Here, we are going to tackle such an established problem in computer vision as fine-grained classification of bird species. The first part of the tutorials demonstrates how to use CNN models to classify bird images based on the Caltech-UCSD Birds-200-2011 (CUB-200-2011) dataset using PyTorch. By the end of these tutorials, you will be able to:
- Understand basics of image classification problem of bird species.
- Determine the data-driven image pre-processing strategy.
- Create your own deep learning pipeline for image classification.
- Build, train and evaluate ResNet-50 model to predict bird species.
- Enhance CNN's performance by using different techniques.
Here you can get familiarized with the content more properly:
- Part 1: “Advancing CNN model for fine-grained classification of birds” (notebook, article).
- Part 2: “Finite automata simulation for leveraging AI-assisted systems“ (notebook, article, tutorial).
- Part 3: “Optimizing AI-based systems on object detection using Monte-Carlo“ [TBA].
- Part 4: “Interpretable deep learning for computer vision“ [TBA].
- Part 5: “Multimodal data fusion approach for bird classification“ [TBA].
Part 1 demonstrates how to perform the data-driven image pre-processing, to build a baseline ResNet-based classifier, and to further improve it's performance for bird classification using different approaches.

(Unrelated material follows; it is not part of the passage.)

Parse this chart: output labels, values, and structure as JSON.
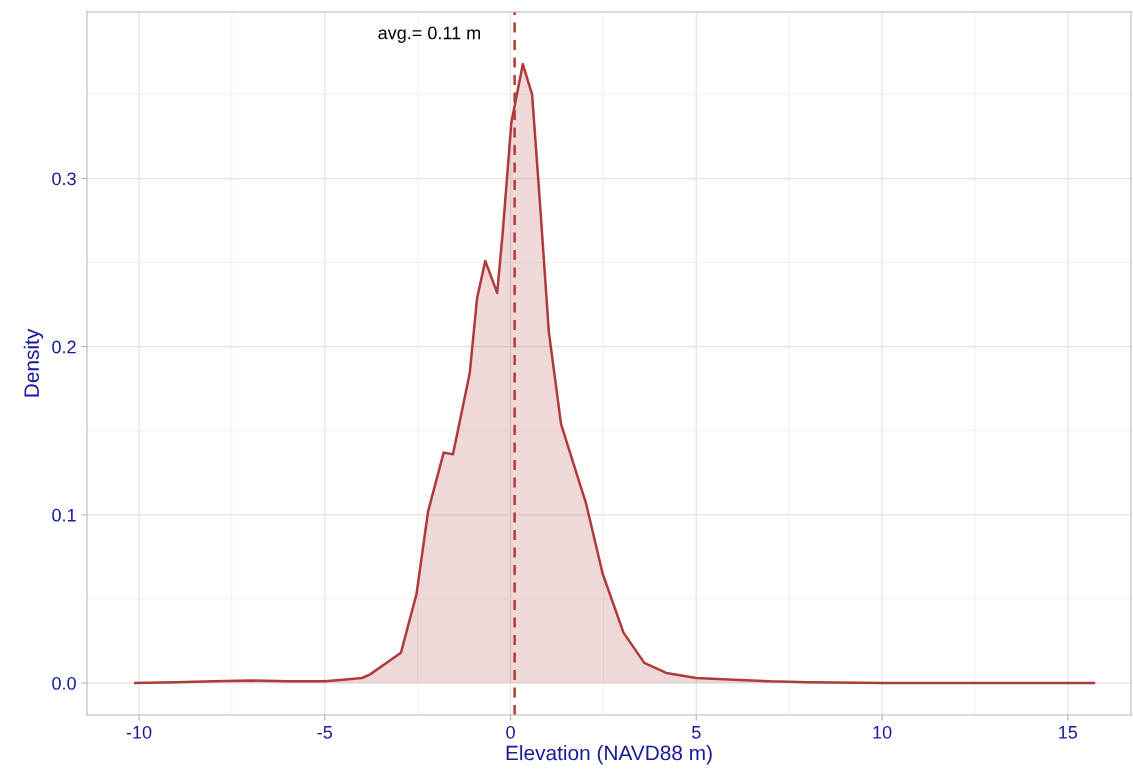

Results indicate that the final variant of the ResNet-50 model advanced with transfer and multi-task learning, as well as with the attention module greatly contributes to the more accurate bird predictions. Part 2 focuses on simulation modelling using finite state machines for AI-assisted computer vision systems towards improved efficiency on bird detection. More information on experimental design and results can be found in notebooks and articles.
Before running the code, make sure to install project dependencies indicated in the requirements file.
Except as otherwise noted, the content of this repository is licensed under the Creative Commons Attribution Non Commercial 4.0 International, and code samples are licensed under the Apache 2.0 License. All materials can be freely used, distributed and adapted for non-commercial purposes only, given appropriate attribution to the licensor and/or the reference to this repository.
SPDX-License-Identifier: CC-BY-NC-4.0 AND Apache-2.0